Secondly, the vast majority of presidential polls are conducted by land line telephone. Ask yourself: How many people with caller ID even answer a call from a polling organization? How many adults accept the call then refuse to answer the questions?
Pollsters have tried other methods, including online surveys and text messages to elicit opinions about politics. However, both political parties have learned how to influence the results by encouraging their supporters to cast votes to sway the poll. That renders the data worthless.
It is a disservice and dishonest for news organizations to keep the public in the dark about all the variables implicit in the polls. Don't take our word for it. The ex-chairman of one of the most-respected polling organizations in America has scolded the media for misleading the public.

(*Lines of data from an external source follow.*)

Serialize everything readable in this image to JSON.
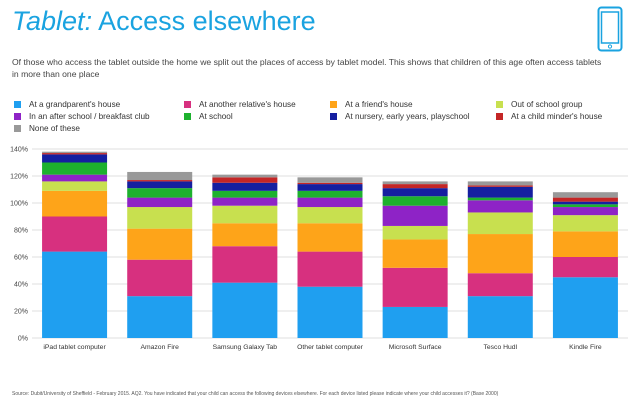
{
  "header": {
    "title_prefix": "Tablet:",
    "title_rest": " Access elsewhere",
    "subtitle": "Of those who access the tablet outside the home we split out the places of access by tablet model. This shows that children of this age often access tablets in more than one place"
  },
  "icons": {
    "tablet": "tablet-icon"
  },
  "colors": {
    "accent": "#1aa3e0"
  },
  "chart_data": {
    "type": "bar",
    "stacked": true,
    "categories": [
      "iPad tablet computer",
      "Amazon Fire",
      "Samsung Galaxy Tab",
      "Other tablet computer",
      "Microsoft Surface",
      "Tesco Hudl",
      "Kindle Fire"
    ],
    "ylim": [
      0,
      140
    ],
    "yticks": [
      0,
      20,
      40,
      60,
      80,
      100,
      120,
      140
    ],
    "ytick_labels": [
      "0%",
      "20%",
      "40%",
      "60%",
      "80%",
      "100%",
      "120%",
      "140%"
    ],
    "grid": true,
    "legend_position": "top",
    "series": [
      {
        "name": "At a grandparent's house",
        "color": "#1f9ff0",
        "values": [
          64,
          31,
          41,
          38,
          23,
          31,
          45
        ]
      },
      {
        "name": "At another relative's house",
        "color": "#d7307f",
        "values": [
          26,
          27,
          27,
          26,
          29,
          17,
          15
        ]
      },
      {
        "name": "At a friend's house",
        "color": "#fea419",
        "values": [
          19,
          23,
          17,
          21,
          21,
          29,
          19
        ]
      },
      {
        "name": "Out of school group",
        "color": "#c8e04f",
        "values": [
          7,
          16,
          13,
          12,
          10,
          16,
          12
        ]
      },
      {
        "name": "In an after school / breakfast club",
        "color": "#8e23c6",
        "values": [
          5,
          7,
          6,
          7,
          15,
          9,
          6
        ]
      },
      {
        "name": "At school",
        "color": "#1db12e",
        "values": [
          9,
          7,
          5,
          5,
          7,
          2,
          2
        ]
      },
      {
        "name": "At nursery, early years, playschool",
        "color": "#151fa0",
        "values": [
          6,
          5,
          6,
          5,
          6,
          8,
          2
        ]
      },
      {
        "name": "At a child minder's house",
        "color": "#c42626",
        "values": [
          1,
          1,
          4,
          1,
          3,
          1,
          3
        ]
      },
      {
        "name": "None of these",
        "color": "#999999",
        "values": [
          1,
          6,
          2,
          4,
          2,
          3,
          4
        ]
      }
    ]
  },
  "footer": {
    "source": "Source: Dubit/University of Sheffield - February 2015. AQ2. You have indicated that your child can access the following devices elsewhere. For each device listed please indicate where your child accesses it? (Base 2000)"
  }
}
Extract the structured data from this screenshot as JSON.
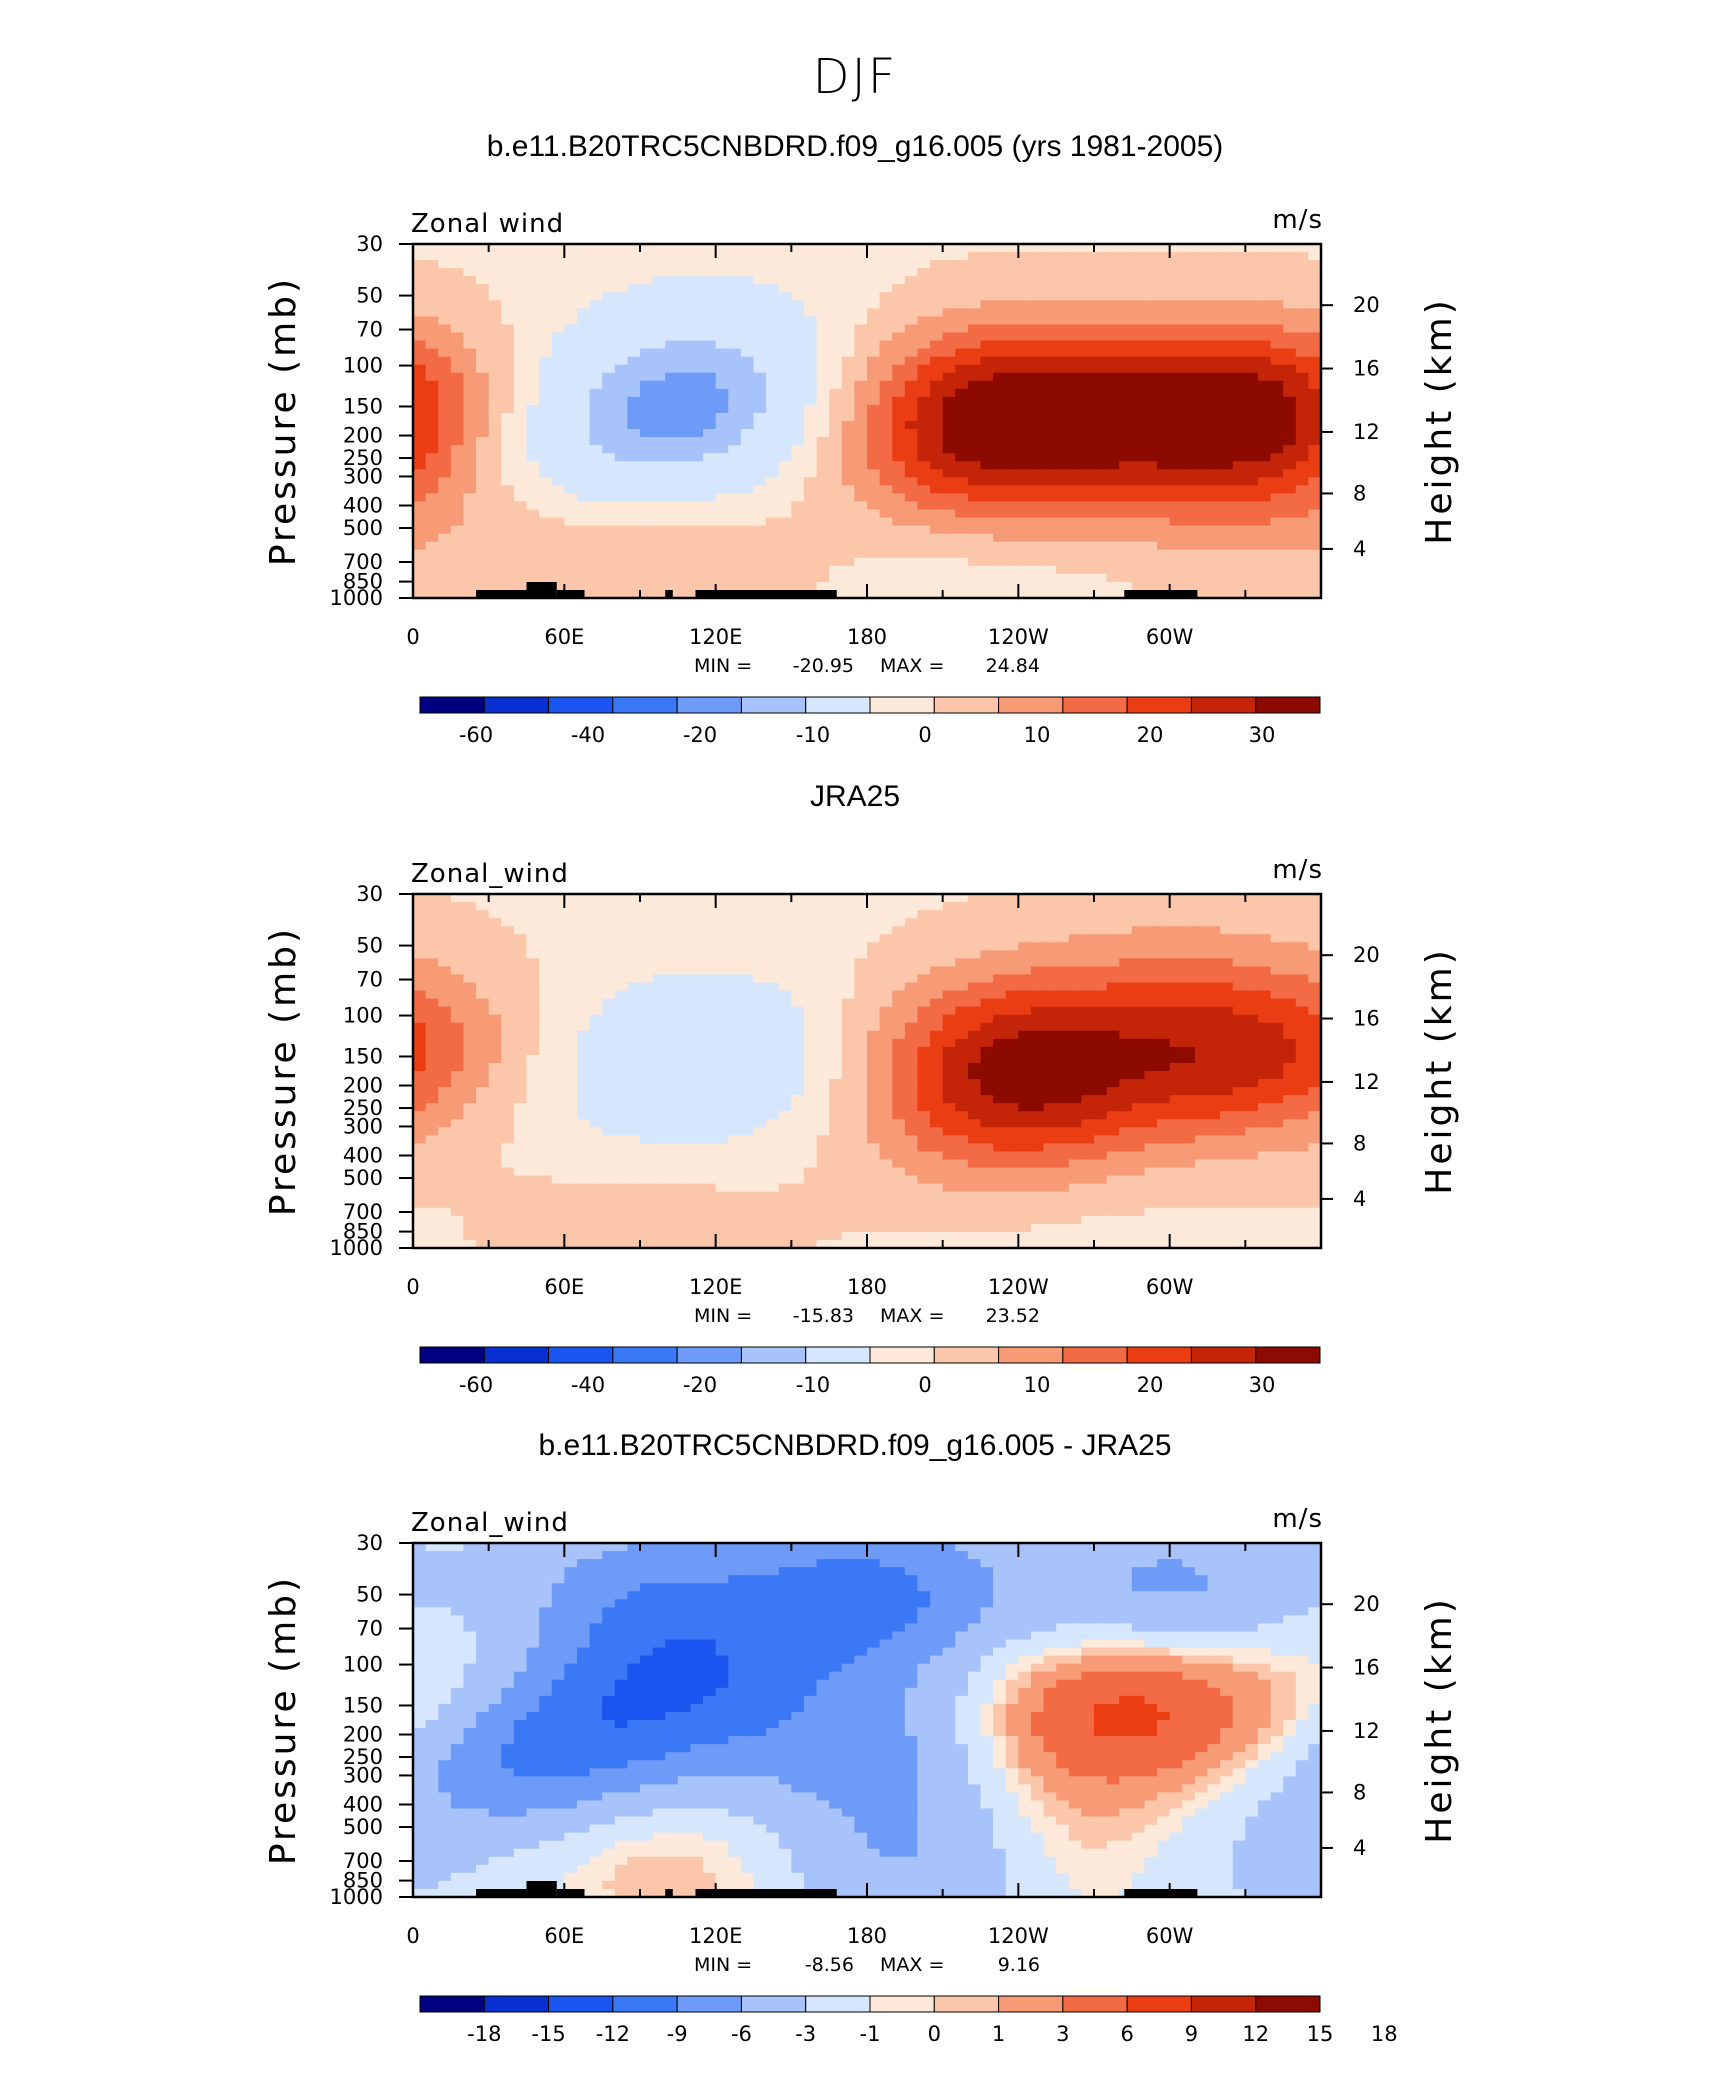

"But they (the media) would be better off assuming--as most of the readers surely do--that all surveys and all opinion polls are estimates, which may be wrong," warned Humphrey Taylor, the former chairman of Louis Harris And Associates, Inc., writing in an article in 1998.
Taylor pointed out that the wording of questions, the order of questions, the refusal rate, the non-availability of people and inadequate weighting are factors that make polling results subject to "substantial error."
For that reason, Harris included a "strong warning" in all its polls. "It is difficult or impossible to quantify the errors that may result from these factors (cited above)." So-called journalists are not the least bit interested in these caveats, concluded Harris.
Despite all the admonitions, the media persist in deceitful reporting of results. Unfortunately, too few Americans understand political polling, thus many continue to put stock in the results.
Although political polls enjoy public trust, these samples have a checkered past. In the 1948 presidential race, the Gallup poll had Thomas Dewey ahead of Harry Truman, 45 to 41 percent. Truman won the White House with 50 percent of the vote to Dewey's 45 percent.
In 2008, a consensus of seven polls taken just before the New Hampshire Democratic primary showed Barrack Obama had an eight-point margin over Hillary Clinton. Instead, Ms. Clinton won by three-percentage-points, leaving pollsters red-faced.
American pollsters could learn a few things from the British. After opinion polls were grossly wrong in predicting the outcome of May's general elections in Britain, some smart folks decided to do a face-to-face survey of voters by going door-to-door.
The sample included 3,000 people who fit the profile of those who regularly showed up and voted at the polls, instead of just surveying adults in general. The results were eyeopening. The voters' preferences in the poll accurately reflected the actual vote in the general election.
That begs the question: Why don't more polling outfits employ that same methodology if it is more accurate? The simple answer is money. Telephone surveys are infinitely less costly than door-to-door polling, especially when the research is conducted monthly or even weekly in the U.S.
The big media cabal understands the flaws with U.S. presidential polling. That's why their reporting is a deliberate deception. There is never an attempt to explain the limitations and fallacies of research. Reports on the latest polls are presented as unassailable truth.
Shawn Parry-Giles, a political communications professor at the University of Maryland, argues the media should stop treating polls as if they are authentic. "This is about what the voters say and do, and the media has to be very careful about how they frame the polls," she notes.
In other words, what voters tell researchers often may not be the same as their decision in the voting booth.
Her advice has gone unheeded by a mainstream media intent on using polls to advance their narrative about the race. When polls showed Hillary Clinton leading, it was front page news. Now that Donald Trump has narrowed the gap, there is less media enthusiasm for showcasing the results.
With Ms. Clinton sliding in the polls, the media use data to strengthen the case for Ms. Clinton. When Trump began climbing in the polls, the media quickly noted that he was losing with women, Hispanics and African-Americans. The media snickered that Trump was winning only with white men.
Of course, these conclusions were drawn from polls, too, subject to the same distortions as the presidential samples. In general, people trust polls way too much. The only thing that matters is the actual votes cast on November 8. Everything else is political chatter.